Hikayenin bu kısmının yönetmenliğini ise Luchino Visconti üstlenmiş. Bu kısımda anlatılan konu ise eşi aristokrat kendisi ise işsiz ve canı sıkılan bir bayanın kendisine iş aramaya başlamasıyla yol almaya başlıyor. Zamanla bu iş arayışlarının sonuçsuzluklarının da etkisiyle iş arayan bayanın vardığı noktayı ise merak edilmeye değer buluyorum. Romy Schneider ve Tomas Milian'ın başrollerini paylaştığı bu bölümde ise daha az eleştiri fakat daha fazla erotizm bizi bekliyor.

"La riffa" (Çekiliş)

Ünlü Kaldırım Çocukları ve daha da ünlü Bisiklet Hırsızları filmlerinin yönetmeni, İtalyan Neorealizmo (Yeni gerçekçilik) akımının da öncülerinden Vittorio De Sica'nın yönettiği Hikayenin bu bölümü Sophia Loren ve Vittorio De Sica'nın ortaya çıkarttığı gerek erotizme gerek aşka gerekse mutluluğa ağır eleştirilerde bulunan ve yeri gelip Loren'in italyan tarzıyla karışık abartılı oyunculuğunu gördüğümüz büyük bir başyapıt olarak karşımıza çıkıyor. Hikayede kendi halinde mazlum bir delikanlının garip bir çekilişle çok güzel bir bayanla arkadaşlık etme hakkı kazanması ve ardından süregelenler anlatılıyor.

"Renzo e Luciana" (Renzo ve Luciana)

Sinemaseverler bu son hikayeye bayılacaklar. Kolleksiyonu özel kılan bu hikayenin Büyük bir usta ve İtalyan komedisinin uçlarından Mario Monicelli'nin çektiği fakat gerek uzun olması gerekse çeşitli nedenlerle İtalya'da gösteriminin hemen ardından toplatılan bu bölüm tam 208
dakika. İtalya hariç Türkiye'de dahil hiç bir yerde gösterime girmeyen bu bölümü sinemaseverler şayet İtalya'da izlemedilerse bu koleksiyon sayesinde ilk kez izleme fırsatı bulacaklar. Bu hikayeyi özel kılan unsurlardan biri ise Italo Calvino'nun bu bölümün senaryosunu üstlenmiş olması olsa gerek.

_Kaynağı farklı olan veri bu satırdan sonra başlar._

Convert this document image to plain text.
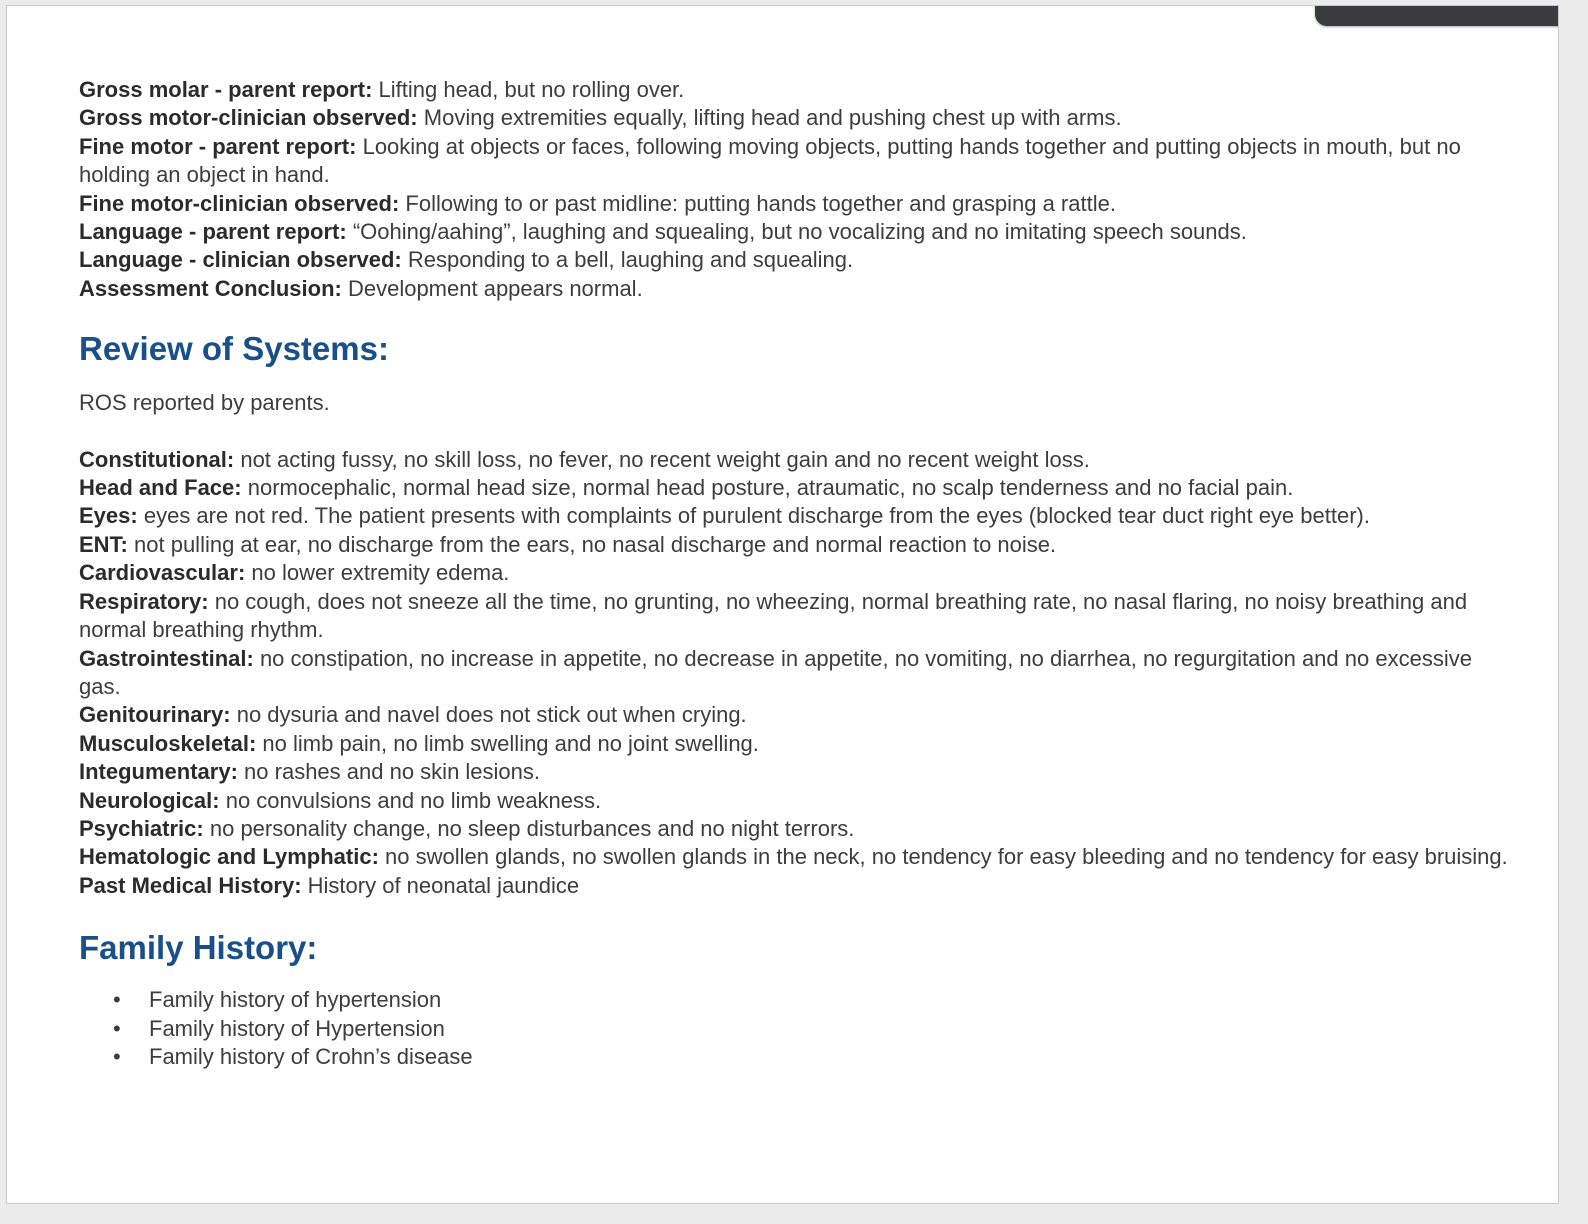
Gross molar - parent report: Lifting head, but no rolling over.

Gross motor-clinician observed: Moving extremities equally, lifting head and pushing chest up with arms.

Fine motor - parent report: Looking at objects or faces, following moving objects, putting hands together and putting objects in mouth, but no holding an object in hand.

Fine motor-clinician observed: Following to or past midline: putting hands together and grasping a rattle.

Language - parent report: “Oohing/aahing”, laughing and squealing, but no vocalizing and no imitating speech sounds.

Language - clinician observed: Responding to a bell, laughing and squealing.

Assessment Conclusion: Development appears normal.

Review of Systems:

ROS reported by parents.

Constitutional: not acting fussy, no skill loss, no fever, no recent weight gain and no recent weight loss.

Head and Face: normocephalic, normal head size, normal head posture, atraumatic, no scalp tenderness and no facial pain.

Eyes: eyes are not red. The patient presents with complaints of purulent discharge from the eyes (blocked tear duct right eye better).

ENT: not pulling at ear, no discharge from the ears, no nasal discharge and normal reaction to noise.

Cardiovascular: no lower extremity edema.

Respiratory: no cough, does not sneeze all the time, no grunting, no wheezing, normal breathing rate, no nasal flaring, no noisy breathing and normal breathing rhythm.

Gastrointestinal: no constipation, no increase in appetite, no decrease in appetite, no vomiting, no diarrhea, no regurgitation and no excessive gas.

Genitourinary: no dysuria and navel does not stick out when crying.

Musculoskeletal: no limb pain, no limb swelling and no joint swelling.

Integumentary: no rashes and no skin lesions.

Neurological: no convulsions and no limb weakness.

Psychiatric: no personality change, no sleep disturbances and no night terrors.

Hematologic and Lymphatic: no swollen glands, no swollen glands in the neck, no tendency for easy bleeding and no tendency for easy bruising.

Past Medical History: History of neonatal jaundice

Family History:
• Family history of hypertension
• Family history of Hypertension
• Family history of Crohn’s disease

Sonuç olarak Boccaccio'70 sinemaseverlerin; özellikle de İtalyan sineması ve İtalyan Yeni gerçekçilik akımıyla ilgilenenlerin kesinlikle elinde bulundurması gereken bir film olarak karşımıza çıkıyor. Dönemin parlayan yıldızlarının ve şaşalı yaşamlarının artık ne yazık ki kolay kolay çıkmadığı ya da çıkarılamadığı bu dönemde sinemaseverlerin geçmişteki o efsanevi oyunculardan Sophia Loren ve Anita Ekberg'i izlemenin şevkine, efsanevi yönetmenlerden Vittorio De Sica ve Federico Fellini'nin sanatına şahit olmanın hazzına ulaşabilmek için bu kolleksiyonu izlemelerini tekrar tekrar tavsiye ederek bitiriyorum.